A solution for publishers looking to offset falling advertising revenue

The need for a solution 

The digital transformation of the publishing industry is all but complete, with the way content is now being produced, distributed and consumed almost unrecognisable from a decade ago. While it has allowed publishers to have the potential for unheard of global reach – Mail online is now the world’s most read newspaper, with its website attracting north of 200 million readers each month – it has been increasingly difficult for publishers to monetise their offerings in the digital realm.   

The biggest challenge for publishers is generating ad revenue in this post click era. It’s a challenge that publishers need a solution to, and fast, as print’s fortunes are not expected to improve any time soon. In fact, according to media buying agency Magna Global, newspaper advertising spending will shrink by 8 per cent a year between now and 2021.  

Building of a paywall  

How to replace the revenue that had diminishing due to a decline in paid print readership and advertising revenue has been flummoxing publishers for quite some time. Many started implementing paywalls on their websites, based on one of three high level models. Hard paywalls that allow no free content and prompt the user straight away to pay in order to access content, soft paywalls that allow some free content, such as an abstract or summary, and metered paywalls that allow a set number of free articles that a reader can access over a specific period.  

The Times is perhaps the most famous outlet to have implemented a paywall with any success, leading to it now seeing near £11 million in profits. Yet, the Sun’s paywall experiment to offset lowering advertising revenue is more typical of the industry’s u-turn on the practice and lasted a matter of just a couple of years before the scheme got scrapped back in 2015.  

A micro solution  

The good news is that there are now emerging technology solutions available that can give publishing companies a way to boost their online conversion rates and drive revenue.
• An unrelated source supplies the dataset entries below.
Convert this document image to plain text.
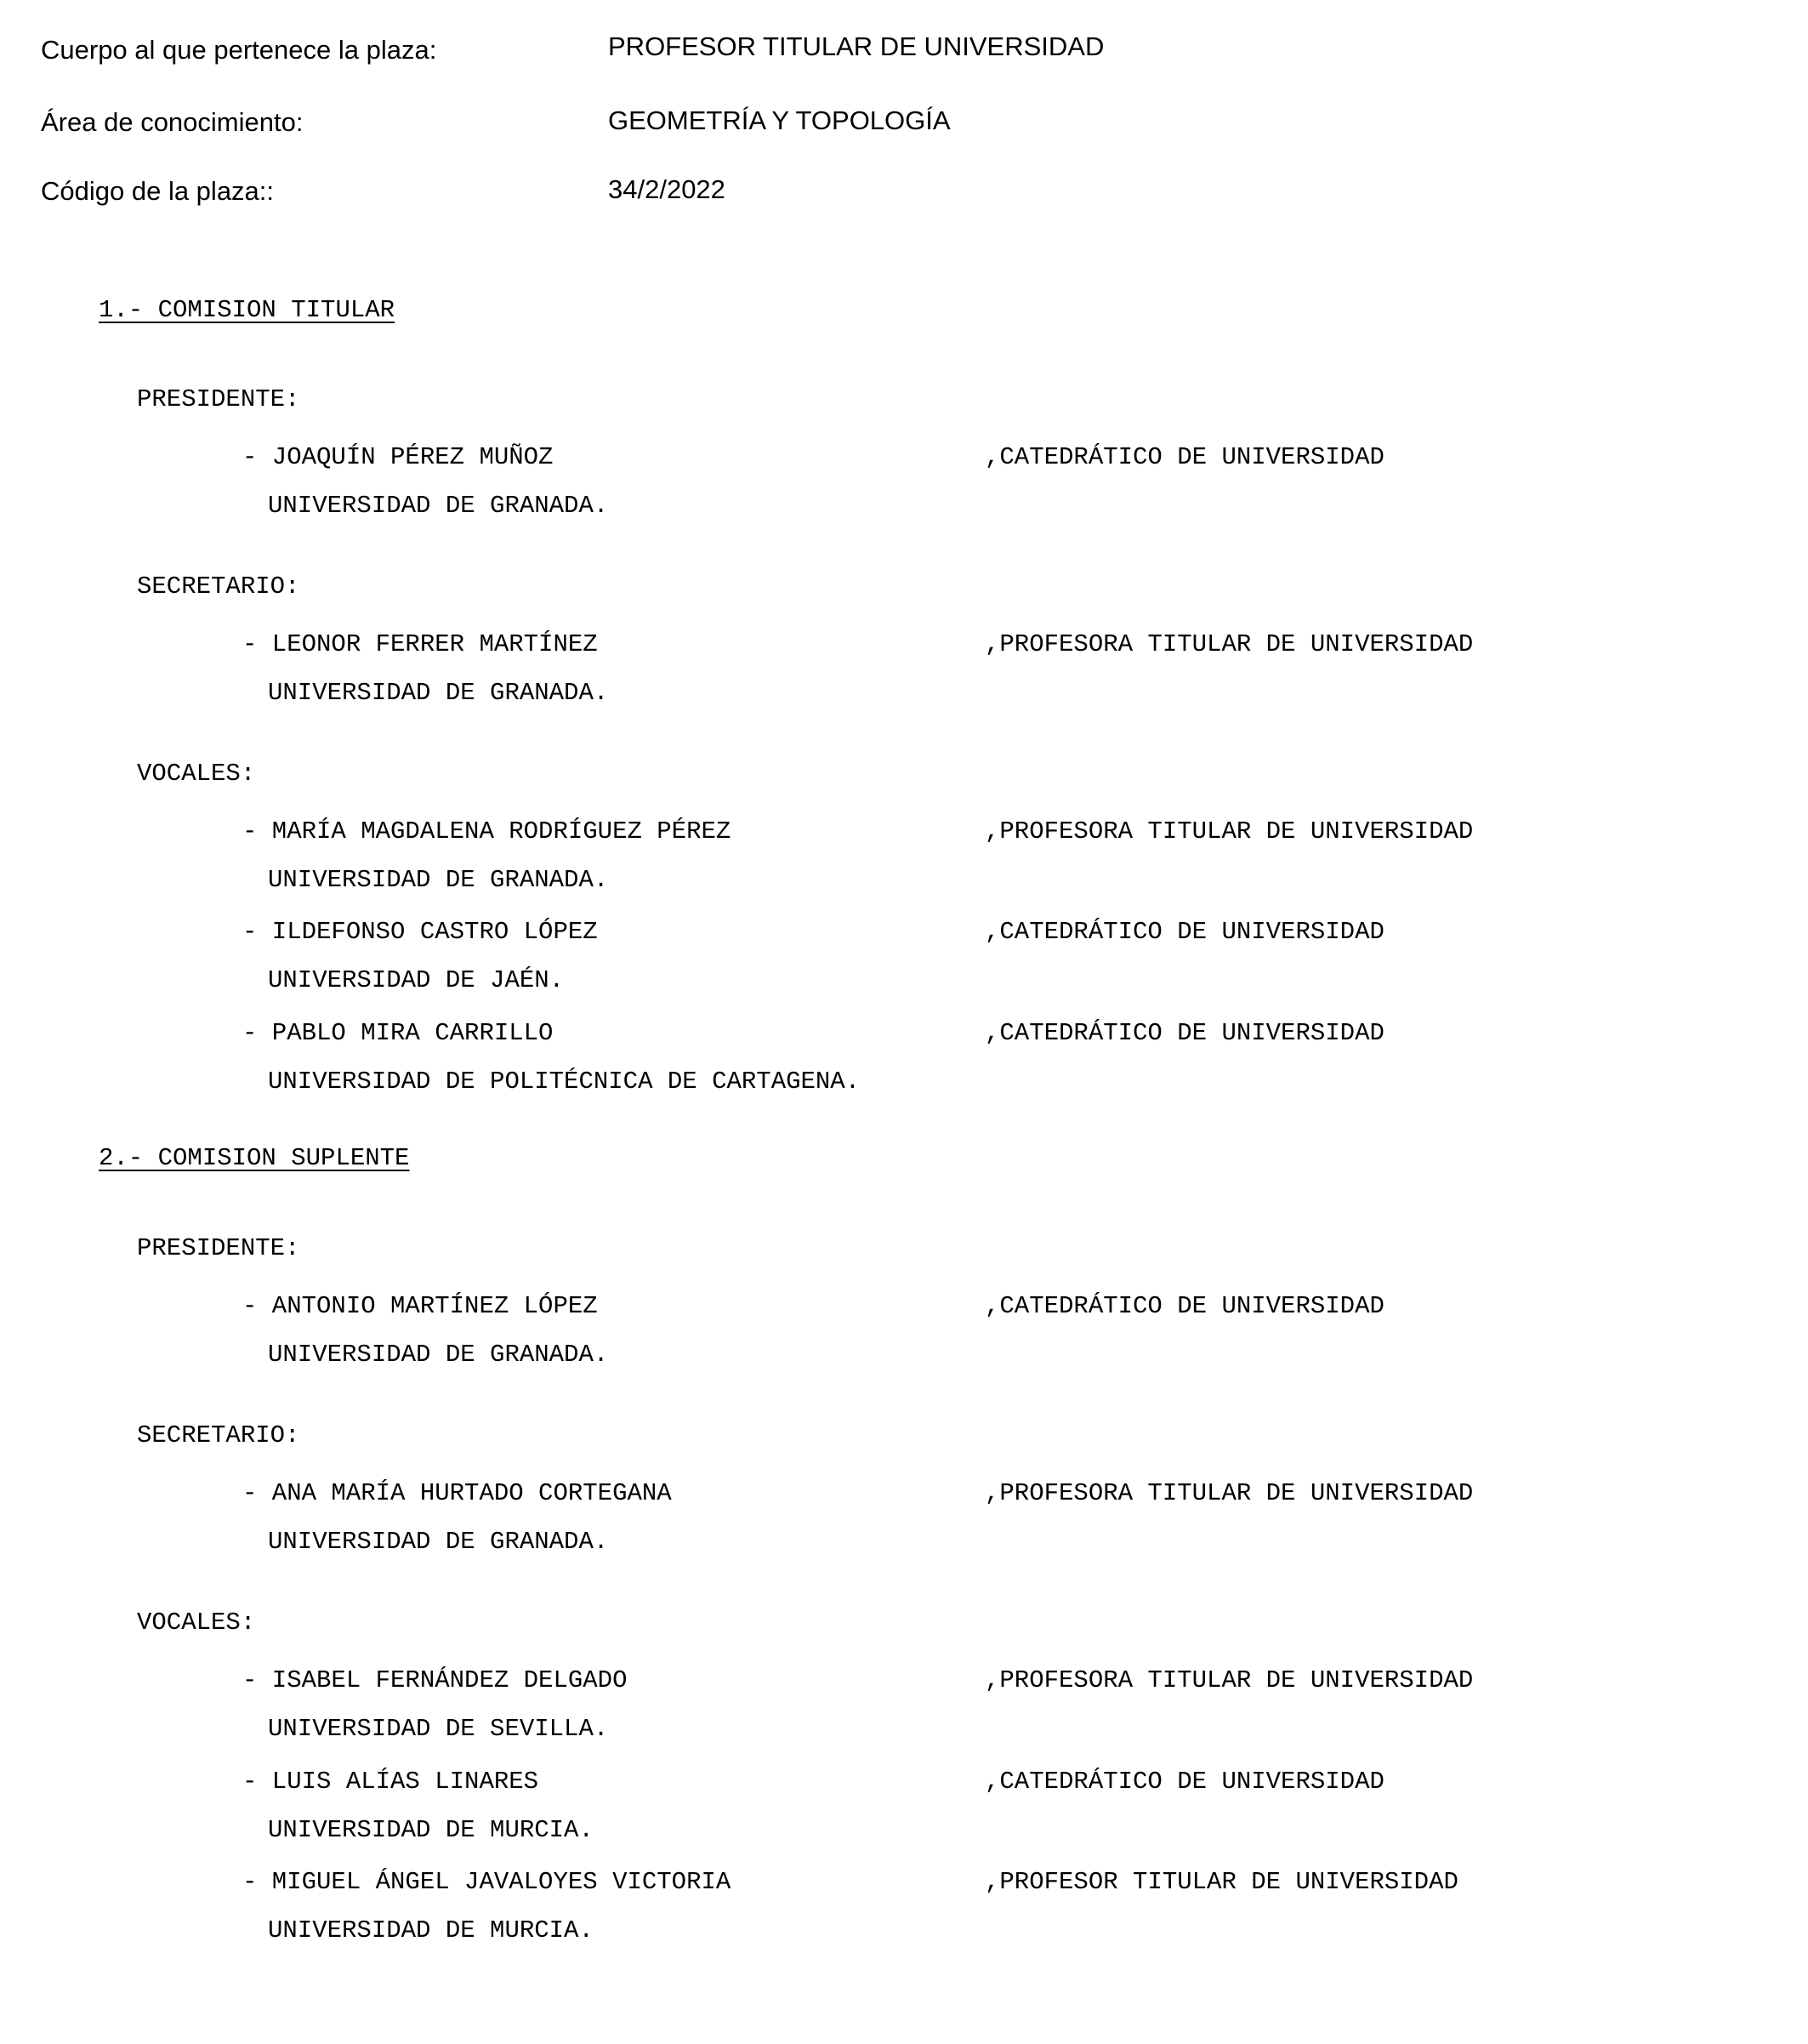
Cuerpo al que pertenece la plaza:	PROFESOR TITULAR DE UNIVERSIDAD
Área de conocimiento:	GEOMETRÍA Y TOPOLOGÍA
Código de la plaza::	34/2/2022
1.- COMISION TITULAR
PRESIDENTE:
- JOAQUÍN PÉREZ MUÑOZ	,CATEDRÁTICO DE UNIVERSIDAD
UNIVERSIDAD DE GRANADA.
SECRETARIO:
- LEONOR FERRER MARTÍNEZ	,PROFESORA TITULAR DE UNIVERSIDAD
UNIVERSIDAD DE GRANADA.
VOCALES:
- MARÍA MAGDALENA RODRÍGUEZ PÉREZ	,PROFESORA TITULAR DE UNIVERSIDAD
UNIVERSIDAD DE GRANADA.
- ILDEFONSO CASTRO LÓPEZ	,CATEDRÁTICO DE UNIVERSIDAD
UNIVERSIDAD DE JAÉN.
- PABLO MIRA CARRILLO	,CATEDRÁTICO DE UNIVERSIDAD
UNIVERSIDAD DE POLITÉCNICA DE CARTAGENA.
2.- COMISION SUPLENTE
PRESIDENTE:
- ANTONIO MARTÍNEZ LÓPEZ	,CATEDRÁTICO DE UNIVERSIDAD
UNIVERSIDAD DE GRANADA.
SECRETARIO:
- ANA MARÍA HURTADO CORTEGANA	,PROFESORA TITULAR DE UNIVERSIDAD
UNIVERSIDAD DE GRANADA.
VOCALES:
- ISABEL FERNÁNDEZ DELGADO	,PROFESORA TITULAR DE UNIVERSIDAD
UNIVERSIDAD DE SEVILLA.
- LUIS ALÍAS LINARES	,CATEDRÁTICO DE UNIVERSIDAD
UNIVERSIDAD DE MURCIA.
- MIGUEL ÁNGEL JAVALOYES VICTORIA	,PROFESOR TITULAR DE UNIVERSIDAD
UNIVERSIDAD DE MURCIA.
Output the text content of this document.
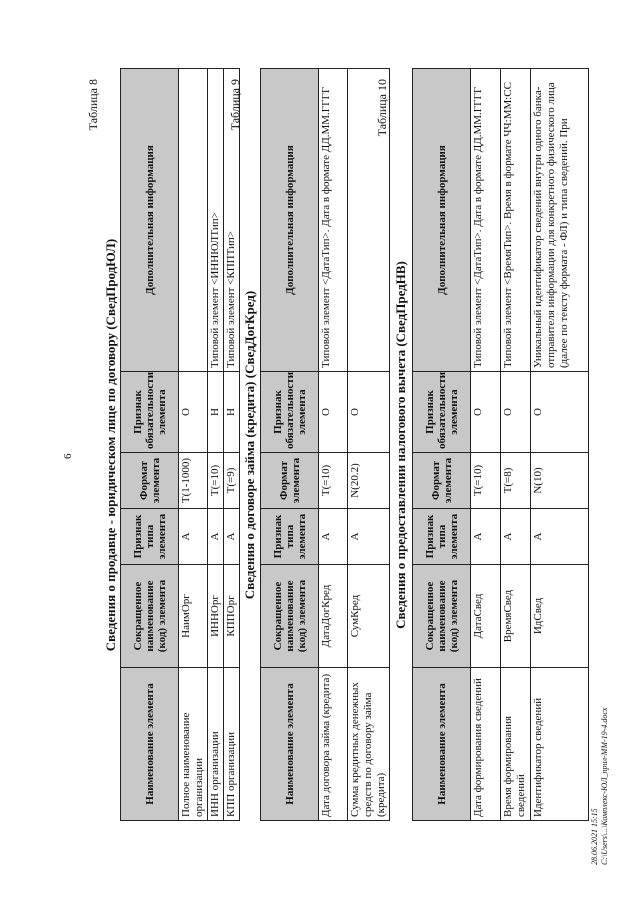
6
Таблица 8
Сведения о продавце - юридическом лице по договору (СведПродЮЛ)
Наименование элемента	Сокращенное наименование (код) элемента	Признак типа элемента	Формат элемента	Признак обязательности элемента	Дополнительная информация
Полное наименование организации	НаимОрг	А	T(1-1000)	О	
ИНН организации	ИННОрг	А	T(=10)	Н	Типовой элемент <ИННЮЛТип>
КПП организации	КППОрг	А	T(=9)	Н	Типовой элемент <КППТип>
Таблица 9
Сведения о договоре займа (кредита) (СведДогКред)
Наименование элемента	Сокращенное наименование (код) элемента	Признак типа элемента	Формат элемента	Признак обязательности элемента	Дополнительная информация
Дата договора займа (кредита)	ДатаДогКред	А	T(=10)	О	Типовой элемент <ДатаТип>. Дата в формате ДД.ММ.ГГГГ
Сумма кредитных денежных средств по договору займа (кредита)	СумКред	А	N(20.2)	О	
Таблица 10
Сведения о предоставлении налогового вычета (СведПредНВ)
Наименование элемента	Сокращенное наименование (код) элемента	Признак типа элемента	Формат элемента	Признак обязательности элемента	Дополнительная информация
Дата формирования сведений	ДатаСвед	А	T(=10)	О	Типовой элемент <ДатаТип>. Дата в формате ДД.ММ.ГГГГ
Время формирования сведений	ВремяСвед	А	T(=8)	О	Типовой элемент <ВремяТип>. Время в формате ЧЧ:ММ:СС
Идентификатор сведений	ИдСвед	А	N(10)	О	Уникальный идентификатор сведений внутри одного банка-отправителя информации для конкретного физического лица (далее по тексту формата - ФЛ) и типа сведений. При
28.06.2021 15:15 C:\Users\...\Комплекс-ЮЛ_прил-ММ-19-4.docx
The key for them is to implement a solution that will lead to as frictionless a solution for payment as possible so as to persuade readers to put their hands in their digital pockets. By creating bespoke payment options that reflect customer preferences – for example, for one-off purchases and subscriptions – publishers can quickly be receiving income for content to offset the falling ad revenues that are crippling them.  

The solution is in many ways right in front of them. It has been well publicised how much consumers have become used to making micropayments in a variety of sectors. Apps that are initially free to download are expected to total $36.9 billion in micropayments this year. Today, a staggering 92 percent of smartphone users have made an in-app purchase, and four in ten (42 percent) have upgraded from a free app to a paid “pro” edition. Interestingly, despite so many upgrading, 88 percent of in-app purchases are made from an app’s free edition.  

Boosting conversion rates  

Buymymag.co.uk is just one publisher to benefit from this new thinking. By implementing a mobile payment option it has been able to give customers access to over 5,000 magazine titles from a single portal, so that they can access their content on the go. By using a flexible mobile billing solution, the company is able to offer a range of products and services, as well as one-off purchases and subscription billing.   

Customers can pay for individual magazines or subscriptions simply by entering their mobile phone number and completing a short SMS verification, charging the purchase to their mobile phone account or using prepay credit. Crucially, using a mobile payment solution means that customers don’t have to leave their mobile device at any point, ensuring high conversion rates. 

Filling the revenue void  

Publishers need to look at enhancing the billing options available to their customers to fill the ad revenue void. The key is not to fight against the tide, but rather allow consumers to make payments in line with wider technology trends and their shifting expectations.    

Many are becoming used to using their mobiles as a replacement wallet in their everyday offline lives too, this year the number of Apple Pay transactions in the UK has grown by 300 percent. The trend is likely to continue too as now over half of contactless payment terminals in the UK are able to take Apple Pay transactions of any value. Most card readers had previously been restricted to £30, the default upper limit for contactless card transactions. 

In the palm of their hands 

The mobile is the core to all our lives. We use it to bank, listen to music, take photos and yes, occasionally make a call. The trend to pay by mobile continues to grow and there is no surprise; frictionless payment mechanisms have been the solution to a global problem that has plagued all sorts of online merchants. Until recently, shopping cart abandonment was rife due to too much friction at point of checkout. A trend that was specifically magnified when it came to converting mobile shoppers. Yet, the latest Visa research shows that the number of Europeans who now regularly using a mobile device for payments has tripled since 2015, from 18% to 54%.  

Now more than ever you need to integrate a fast, secure and convenient payment method that reduces the hassle and friction thus far associated with processing payments for content. By publishers implementing mobile micropayment functionality to their content offerings means that consumers have the ability to pay for content literally in the palm of their hands. It also means that they can make frictionless payments using the source of funds that they already have with their mobile services provider. There’s no need to enter cumbersome credit card details or billing addresses, and no redirections away from your website or app.